Asset managers and younger age groups are driving the change to a more sustainable financial sector. As the second decade of the XXI century has now officially began, people are eager to rethink the very purpose of the current economic system.

In October 2019, the UK passed a law that requires pension funds to take into consideration Environmental, Social and Governance (ESG) issues in their investment decisions. Among the ranks of agitators calling for reforms in the financial sectors, there is an increased number of asset managers.

They have long been considered as driven only by financial performances, but more and more asset managers are joining the ranks of activists pushing for governance reforms and environmental disclosure. In response to pressure from clients, public opinion and politicians, they are pouring resources to hire staff and upgrade technology to gain knowledge and competence in ethical investing, as well as they are lobbying boards to implement ESG-oriented policies.

For instance, listed businesses face severe shareholders’ scrutiny, and executives’ pay has been by far the hottest debate. According to Proxy Insight, there were investors’ revolts over pay at 33 of the UK’s 350 biggest listed companies in 2019, up from 22 in 2014. Similarly, S&P 500 in the US shows that revolts over executives’ pay have risen by 75% since 2014. In 2019, average support for human rights proposals (a sub-category of Social issues) increased by 15% from 2018.

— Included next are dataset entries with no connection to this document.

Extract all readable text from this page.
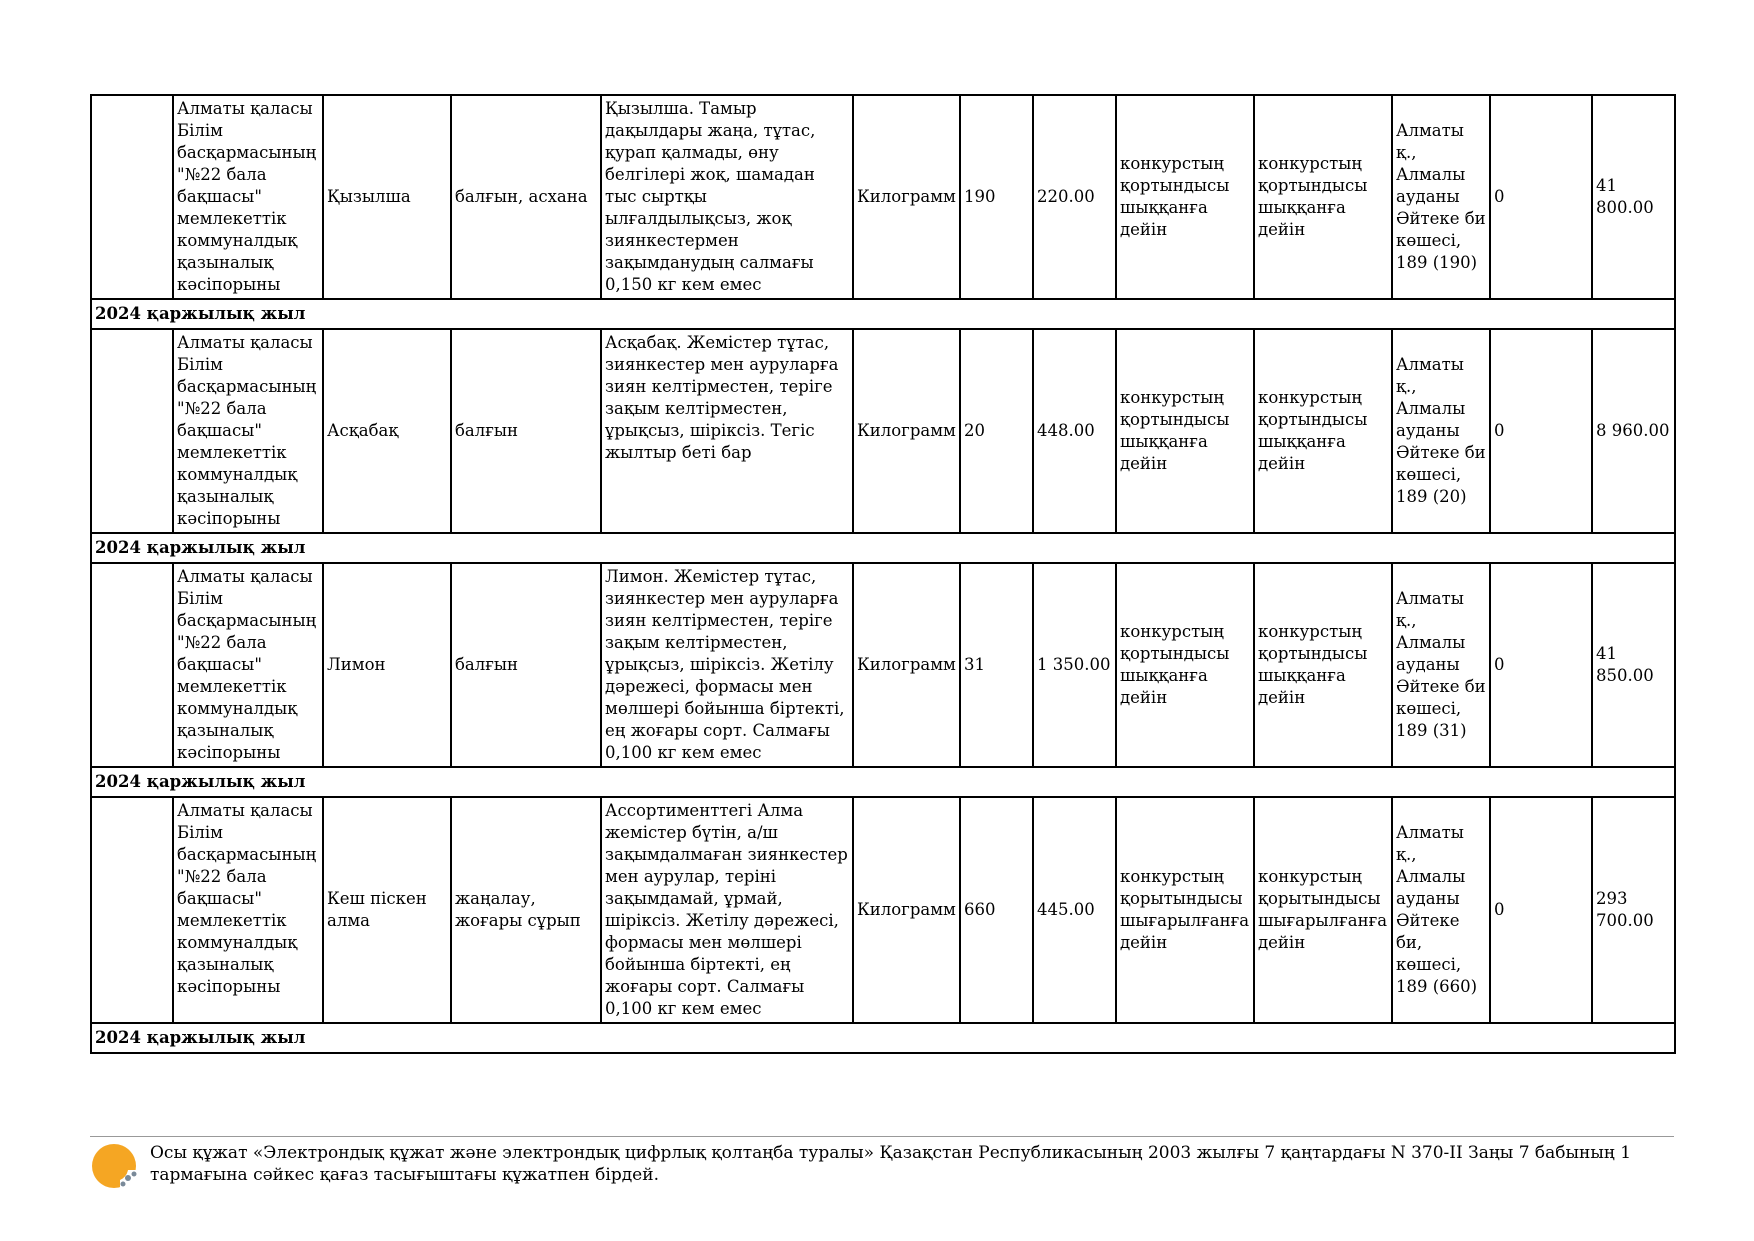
	Алматы қаласы Білім басқармасының "№22 бала бақшасы" мемлекеттік коммуналдық қазыналық кәсіпорыны	Қызылша	балғын, асхана	Қызылша. Тамыр дақылдары жаңа, тұтас, қурап қалмады, өну белгілері жоқ, шамадан тыс сыртқы ылғалдылықсыз, жоқ зиянкестермен зақымданудың салмағы 0,150 кг кем емес	Килограмм	190	220.00	конкурстың қортындысы шыққанға дейін	конкурстың қортындысы шыққанға дейін	Алматы қ., Алмалы ауданы Әйтеке би көшесі, 189 (190)	0	41 800.00
2024 қаржылық жыл												
	Алматы қаласы Білім басқармасының "№22 бала бақшасы" мемлекеттік коммуналдық қазыналық кәсіпорыны	Асқабақ	балғын	Асқабақ. Жемістер тұтас, зиянкестер мен ауруларға зиян келтірместен, теріге зақым келтірместен, ұрықсыз, шіріксіз. Тегіс жылтыр беті бар	Килограмм	20	448.00	конкурстың қортындысы шыққанға дейін	конкурстың қортындысы шыққанға дейін	Алматы қ., Алмалы ауданы Әйтеке би көшесі, 189 (20)	0	8 960.00
2024 қаржылық жыл												
	Алматы қаласы Білім басқармасының "№22 бала бақшасы" мемлекеттік коммуналдық қазыналық кәсіпорыны	Лимон	балғын	Лимон. Жемістер тұтас, зиянкестер мен ауруларға зиян келтірместен, теріге зақым келтірместен, ұрықсыз, шіріксіз. Жетілу дәрежесі, формасы мен мөлшері бойынша біртекті, ең жоғары сорт. Салмағы 0,100 кг кем емес	Килограмм	31	1 350.00	конкурстың қортындысы шыққанға дейін	конкурстың қортындысы шыққанға дейін	Алматы қ., Алмалы ауданы Әйтеке би көшесі, 189 (31)	0	41 850.00
2024 қаржылық жыл												
	Алматы қаласы Білім басқармасының "№22 бала бақшасы" мемлекеттік коммуналдық қазыналық кәсіпорыны	Кеш піскен алма	жаңалау, жоғары сұрып	Ассортименттегі Алма жемістер бүтін, а/ш зақымдалмаған зиянкестер мен аурулар, теріні зақымдамай, ұрмай, шіріксіз. Жетілу дәрежесі, формасы мен мөлшері бойынша біртекті, ең жоғары сорт. Салмағы 0,100 кг кем емес	Килограмм	660	445.00	конкурстың қорытындысы шығарылғанға дейін	конкурстың қорытындысы шығарылғанға дейін	Алматы қ., Алмалы ауданы Әйтеке би, көшесі, 189 (660)	0	293 700.00
2024 қаржылық жыл												
Осы құжат «Электрондық құжат және электрондық цифрлық қолтаңба туралы» Қазақстан Республикасының 2003 жылғы 7 қаңтардағы N 370-II Заңы 7 бабының 1 тармағына сәйкес қағаз тасығыштағы құжатпен бірдей.
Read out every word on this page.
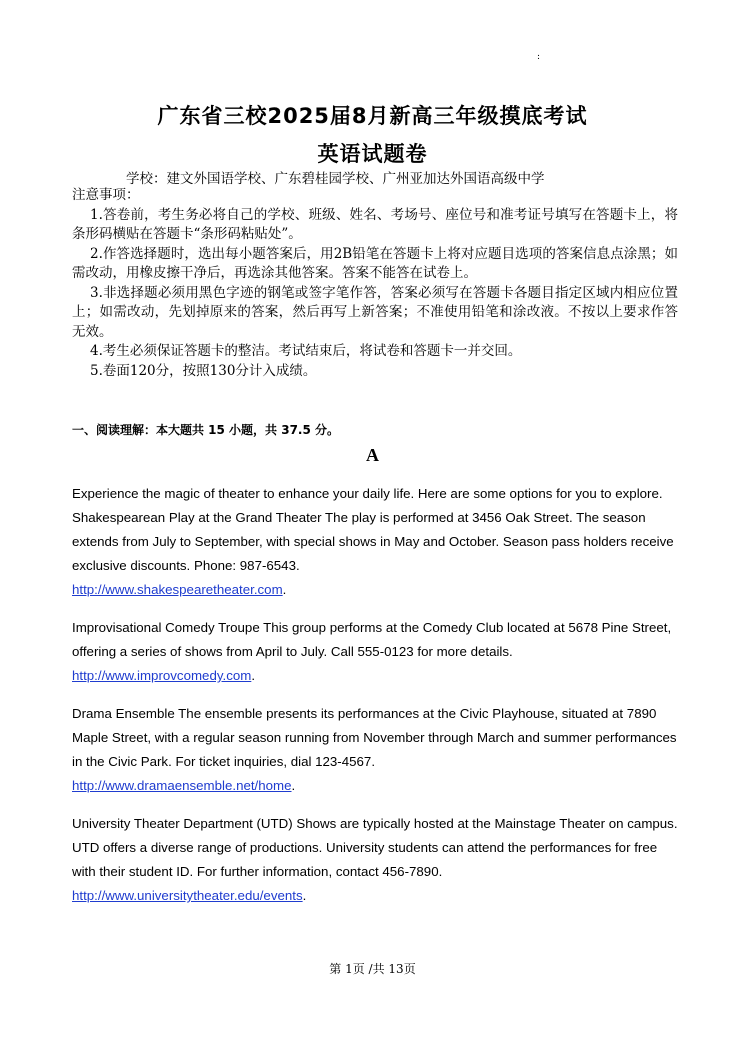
:
广东省三校2025届8月新高三年级摸底考试
英语试题卷
学校：建文外国语学校、广东碧桂园学校、广州亚加达外国语高级中学
注意事项：
1.答卷前，考生务必将自己的学校、班级、姓名、考场号、座位号和准考证号填写在答题卡上，将条形码横贴在答题卡“条形码粘贴处”。
2.作答选择题时，选出每小题答案后，用2B铅笔在答题卡上将对应题目选项的答案信息点涂黑；如需改动，用橡皮擦干净后，再选涂其他答案。答案不能答在试卷上。
3.非选择题必须用黑色字迹的钢笔或签字笔作答，答案必须写在答题卡各题目指定区域内相应位置上；如需改动，先划掉原来的答案，然后再写上新答案；不准使用铅笔和涂改液。不按以上要求作答无效。
4.考生必须保证答题卡的整洁。考试结束后，将试卷和答题卡一并交回。
5.卷面120分，按照130分计入成绩。
一、阅读理解：本大题共 15 小题，共 37.5 分。
A
Experience the magic of theater to enhance your daily life. Here are some options for you to explore. Shakespearean Play at the Grand Theater The play is performed at 3456 Oak Street. The season extends from July to September, with special shows in May and October. Season pass holders receive exclusive discounts. Phone: 987-6543.
http://www.shakespearetheater.com.
Improvisational Comedy Troupe This group performs at the Comedy Club located at 5678 Pine Street, offering a series of shows from April to July. Call 555-0123 for more details.
http://www.improvcomedy.com.
Drama Ensemble The ensemble presents its performances at the Civic Playhouse, situated at 7890 Maple Street, with a regular season running from November through March and summer performances in the Civic Park. For ticket inquiries, dial 123-4567.
http://www.dramaensemble.net/home.
University Theater Department (UTD) Shows are typically hosted at the Mainstage Theater on campus. UTD offers a diverse range of productions. University students can attend the performances for free with their student ID. For further information, contact 456-7890.
http://www.universitytheater.edu/events.
第 1页 /共 13页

There are other signs marking a shift to ESG-oriented investments. Union Investment, Germany 3rd largest asset manager, sold mining company Vale‘s shares after a dam collapse in Brazil that killed 272 in January, 2019. Moreover, Norway’s $1tn oil fund dumped security company G4S, after it had found that company’s migrant workers in the Middle East suffered harassments, passport confiscation and extremely low wages.

Young people are also pathing the way to a more sustainable financial sector. The activist and environmentalists Greta Thunberg was nominated Times 2019 person of the year. Despite her young age, she is the living proof that future generations are not sitting in silence watching current leaders tearing their hopes and dreams apart. Instead, they are stepping up to stop leaders messing around with their future. As Cerulli Associates highlights, more than two third of under 30 investors would prefer their investment to have a positive and environmental impact.

As Sarah Wilson, chief executive of UK proxy advisory firm Minerva, puts it “fund managers were taught to think narrowly, non the paradigm has been broken”.